Supers, de Dawid et Frédéric Maupomé vient de se voir décerner le premier prix ACBD Jeunesse. Jolie récompense pour cette série et la maison d’éditions picarde La Gouttière.

supers_heros_t2L’ACBD, Association des critiques et journalistes de bande dessinée, vient de révéler le nom de son premier « Prix Jeunesse ACBD ». Il s’agit de Supers, tome 2, de Dawid et Frédéric Maupomé, publié par les éditions de la Gouttière.

Une double satisfaction dans ces colonnes.

D’une part car il s’agit d’une très bonne série, pleine d’humour, d’émotion et portée par un trait plein de finesse.

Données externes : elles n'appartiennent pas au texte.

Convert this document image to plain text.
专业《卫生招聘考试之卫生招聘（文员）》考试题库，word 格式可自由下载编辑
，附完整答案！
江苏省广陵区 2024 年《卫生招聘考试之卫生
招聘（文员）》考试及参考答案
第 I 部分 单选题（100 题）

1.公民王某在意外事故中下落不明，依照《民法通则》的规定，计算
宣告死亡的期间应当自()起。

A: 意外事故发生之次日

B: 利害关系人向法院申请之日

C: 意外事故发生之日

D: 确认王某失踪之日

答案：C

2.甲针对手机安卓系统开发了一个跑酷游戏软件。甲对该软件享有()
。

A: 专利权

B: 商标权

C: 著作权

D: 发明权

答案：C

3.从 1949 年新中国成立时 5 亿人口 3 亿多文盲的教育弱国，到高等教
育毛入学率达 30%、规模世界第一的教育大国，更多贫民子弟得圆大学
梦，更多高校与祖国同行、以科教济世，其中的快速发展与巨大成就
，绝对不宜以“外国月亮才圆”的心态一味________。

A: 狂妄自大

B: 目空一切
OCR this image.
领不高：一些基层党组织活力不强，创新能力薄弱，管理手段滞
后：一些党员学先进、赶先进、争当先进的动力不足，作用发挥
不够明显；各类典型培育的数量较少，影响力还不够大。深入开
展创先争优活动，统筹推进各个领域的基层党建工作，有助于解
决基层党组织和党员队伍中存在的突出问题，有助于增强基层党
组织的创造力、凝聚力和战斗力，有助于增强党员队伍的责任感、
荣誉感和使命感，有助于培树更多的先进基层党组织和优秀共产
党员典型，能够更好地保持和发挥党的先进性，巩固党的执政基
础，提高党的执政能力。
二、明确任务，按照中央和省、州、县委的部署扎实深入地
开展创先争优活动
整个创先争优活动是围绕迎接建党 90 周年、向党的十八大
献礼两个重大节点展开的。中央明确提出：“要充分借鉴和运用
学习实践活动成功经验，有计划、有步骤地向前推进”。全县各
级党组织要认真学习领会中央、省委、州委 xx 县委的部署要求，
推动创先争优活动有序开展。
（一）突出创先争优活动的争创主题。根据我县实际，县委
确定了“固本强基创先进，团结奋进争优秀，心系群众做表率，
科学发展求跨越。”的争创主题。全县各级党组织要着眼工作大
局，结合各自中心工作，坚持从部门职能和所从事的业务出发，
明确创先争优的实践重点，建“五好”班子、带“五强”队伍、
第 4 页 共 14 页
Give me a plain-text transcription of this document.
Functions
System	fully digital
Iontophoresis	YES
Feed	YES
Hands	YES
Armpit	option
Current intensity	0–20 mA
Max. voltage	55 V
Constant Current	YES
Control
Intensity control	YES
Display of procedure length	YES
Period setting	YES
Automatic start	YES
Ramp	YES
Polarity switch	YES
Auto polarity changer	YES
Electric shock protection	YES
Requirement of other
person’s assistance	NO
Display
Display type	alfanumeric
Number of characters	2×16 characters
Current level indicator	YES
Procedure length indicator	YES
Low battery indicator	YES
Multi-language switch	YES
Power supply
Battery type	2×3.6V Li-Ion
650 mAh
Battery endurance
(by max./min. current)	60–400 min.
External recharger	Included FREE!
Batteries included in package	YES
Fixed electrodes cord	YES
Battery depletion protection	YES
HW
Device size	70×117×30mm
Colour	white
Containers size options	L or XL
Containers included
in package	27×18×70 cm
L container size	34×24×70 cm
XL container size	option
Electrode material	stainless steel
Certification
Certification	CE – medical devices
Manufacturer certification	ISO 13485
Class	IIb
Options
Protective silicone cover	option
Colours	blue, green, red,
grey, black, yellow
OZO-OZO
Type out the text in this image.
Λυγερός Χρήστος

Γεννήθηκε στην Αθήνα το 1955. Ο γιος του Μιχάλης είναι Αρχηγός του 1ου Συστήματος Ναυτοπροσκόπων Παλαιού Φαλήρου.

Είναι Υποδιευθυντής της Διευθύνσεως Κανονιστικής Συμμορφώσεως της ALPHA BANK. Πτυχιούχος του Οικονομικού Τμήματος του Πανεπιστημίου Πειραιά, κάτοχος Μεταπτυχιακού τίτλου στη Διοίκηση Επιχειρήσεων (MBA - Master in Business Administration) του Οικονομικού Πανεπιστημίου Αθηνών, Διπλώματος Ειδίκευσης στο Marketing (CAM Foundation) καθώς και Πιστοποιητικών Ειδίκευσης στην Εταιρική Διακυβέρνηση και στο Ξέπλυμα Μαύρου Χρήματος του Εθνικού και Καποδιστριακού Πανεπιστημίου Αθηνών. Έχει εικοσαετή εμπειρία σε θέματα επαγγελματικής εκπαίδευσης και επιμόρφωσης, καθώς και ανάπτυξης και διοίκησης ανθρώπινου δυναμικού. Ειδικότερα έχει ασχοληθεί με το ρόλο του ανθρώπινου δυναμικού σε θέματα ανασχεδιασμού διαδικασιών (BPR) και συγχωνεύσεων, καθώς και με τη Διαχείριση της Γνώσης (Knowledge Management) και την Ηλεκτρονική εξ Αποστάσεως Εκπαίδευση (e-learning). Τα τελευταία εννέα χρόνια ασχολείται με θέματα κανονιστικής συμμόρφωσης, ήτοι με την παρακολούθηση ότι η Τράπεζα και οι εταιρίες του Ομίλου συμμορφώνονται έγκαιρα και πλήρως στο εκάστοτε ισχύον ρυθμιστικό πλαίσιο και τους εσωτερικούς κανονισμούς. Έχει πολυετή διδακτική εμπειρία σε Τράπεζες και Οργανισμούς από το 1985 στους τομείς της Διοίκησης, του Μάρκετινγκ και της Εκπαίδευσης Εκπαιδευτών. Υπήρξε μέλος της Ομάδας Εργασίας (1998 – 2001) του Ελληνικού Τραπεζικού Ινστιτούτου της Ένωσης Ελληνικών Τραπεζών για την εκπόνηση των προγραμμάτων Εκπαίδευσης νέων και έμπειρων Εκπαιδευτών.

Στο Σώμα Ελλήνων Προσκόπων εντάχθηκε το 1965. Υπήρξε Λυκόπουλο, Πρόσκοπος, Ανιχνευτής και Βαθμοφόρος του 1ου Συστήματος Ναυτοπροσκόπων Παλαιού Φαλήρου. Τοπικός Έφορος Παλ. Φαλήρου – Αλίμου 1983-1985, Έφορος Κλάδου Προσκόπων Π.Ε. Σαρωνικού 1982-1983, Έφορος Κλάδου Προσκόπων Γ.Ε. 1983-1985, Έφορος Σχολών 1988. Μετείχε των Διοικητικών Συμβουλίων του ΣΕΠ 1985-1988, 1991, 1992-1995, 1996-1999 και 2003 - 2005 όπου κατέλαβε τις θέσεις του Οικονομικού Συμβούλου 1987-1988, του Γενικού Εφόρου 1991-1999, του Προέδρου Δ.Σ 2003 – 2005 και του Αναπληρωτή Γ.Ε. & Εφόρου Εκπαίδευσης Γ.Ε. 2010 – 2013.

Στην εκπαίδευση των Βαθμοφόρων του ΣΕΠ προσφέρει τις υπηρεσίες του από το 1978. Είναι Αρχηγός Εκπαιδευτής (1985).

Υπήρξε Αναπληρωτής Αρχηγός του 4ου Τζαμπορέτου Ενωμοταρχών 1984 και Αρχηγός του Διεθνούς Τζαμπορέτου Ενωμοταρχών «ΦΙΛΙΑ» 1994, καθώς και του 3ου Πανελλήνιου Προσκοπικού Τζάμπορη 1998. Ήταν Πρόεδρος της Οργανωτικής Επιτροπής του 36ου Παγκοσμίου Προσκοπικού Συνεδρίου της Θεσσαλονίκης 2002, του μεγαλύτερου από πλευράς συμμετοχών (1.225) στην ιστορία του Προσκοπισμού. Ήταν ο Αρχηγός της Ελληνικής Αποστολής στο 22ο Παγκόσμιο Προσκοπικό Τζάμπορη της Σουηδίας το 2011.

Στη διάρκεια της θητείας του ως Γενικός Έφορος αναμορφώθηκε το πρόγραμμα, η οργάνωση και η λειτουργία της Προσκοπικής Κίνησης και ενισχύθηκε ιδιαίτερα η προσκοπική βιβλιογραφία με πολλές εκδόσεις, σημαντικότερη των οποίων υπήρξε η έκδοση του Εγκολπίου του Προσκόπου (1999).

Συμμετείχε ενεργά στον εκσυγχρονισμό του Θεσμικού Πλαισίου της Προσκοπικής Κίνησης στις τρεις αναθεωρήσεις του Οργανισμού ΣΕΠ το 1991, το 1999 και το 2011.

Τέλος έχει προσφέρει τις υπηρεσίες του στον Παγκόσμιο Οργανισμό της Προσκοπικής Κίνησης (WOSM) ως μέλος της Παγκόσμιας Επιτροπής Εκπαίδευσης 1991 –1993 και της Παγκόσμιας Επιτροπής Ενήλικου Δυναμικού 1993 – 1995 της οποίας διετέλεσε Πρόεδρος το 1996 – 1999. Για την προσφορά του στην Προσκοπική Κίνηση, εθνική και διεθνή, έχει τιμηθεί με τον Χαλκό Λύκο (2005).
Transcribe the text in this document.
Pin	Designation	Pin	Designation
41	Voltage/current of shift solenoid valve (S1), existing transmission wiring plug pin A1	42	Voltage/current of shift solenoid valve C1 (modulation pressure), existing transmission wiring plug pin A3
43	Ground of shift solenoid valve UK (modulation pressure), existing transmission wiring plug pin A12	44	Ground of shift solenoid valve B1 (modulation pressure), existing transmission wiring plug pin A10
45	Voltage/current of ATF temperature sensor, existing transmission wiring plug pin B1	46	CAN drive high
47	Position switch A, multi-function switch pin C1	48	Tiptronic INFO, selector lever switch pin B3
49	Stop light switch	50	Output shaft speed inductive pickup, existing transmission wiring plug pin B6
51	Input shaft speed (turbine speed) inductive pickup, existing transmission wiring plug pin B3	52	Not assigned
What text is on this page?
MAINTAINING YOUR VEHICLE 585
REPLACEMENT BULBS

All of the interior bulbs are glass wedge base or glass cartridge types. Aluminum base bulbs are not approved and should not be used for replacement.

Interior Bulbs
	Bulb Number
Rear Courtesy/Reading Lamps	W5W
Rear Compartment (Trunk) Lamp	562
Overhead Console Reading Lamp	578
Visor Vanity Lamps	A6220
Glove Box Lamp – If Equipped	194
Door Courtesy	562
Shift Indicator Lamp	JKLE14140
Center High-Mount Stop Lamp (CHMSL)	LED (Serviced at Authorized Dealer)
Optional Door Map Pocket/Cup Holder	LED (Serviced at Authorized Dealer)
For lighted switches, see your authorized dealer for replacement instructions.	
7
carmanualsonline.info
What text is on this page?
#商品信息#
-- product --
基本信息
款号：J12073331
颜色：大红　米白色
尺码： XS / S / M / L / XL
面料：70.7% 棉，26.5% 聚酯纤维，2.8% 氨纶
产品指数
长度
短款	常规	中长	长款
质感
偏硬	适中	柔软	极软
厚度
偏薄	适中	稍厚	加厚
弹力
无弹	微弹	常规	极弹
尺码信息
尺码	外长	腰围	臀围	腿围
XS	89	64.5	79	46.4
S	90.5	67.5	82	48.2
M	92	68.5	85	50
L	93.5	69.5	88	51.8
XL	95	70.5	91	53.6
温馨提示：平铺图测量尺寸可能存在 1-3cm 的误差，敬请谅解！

Et, au-delà du tome 2, primé, c’est bien l’ensemble de l’intrigue qui est saluée par les journalistes et critiques. « Entièrement mis en scène du point de vue des enfants, le récit captive les jeunes lecteurs autant par son action trépidante que par sa proximité avec l’intimité des personnages« , souligne le communiqué officiel du jury (coordonné par Laurent Mélikian) qui vient d’être diffusé…

Deuxième motif de réjouissance – plus « chauvine », cette reconnaissance nationale consacre aussi le travail réalisé par les Editions de la Gouttière, maison d’édition amiénoise, émanation de l’association On a marché sur la bulle, qui réalisent un beau travail éditorial, à destination des primo-lecteurs (avec Anuki ou Myrmidon par exemple), mais étendent désormais leur production vers les plus « grands » jeunes lecteurs, avec des séries comme Enola ou donc,  Supers, premier album de la maison à paraître avec une telle pagination et un format style « comics » ou roman graphique.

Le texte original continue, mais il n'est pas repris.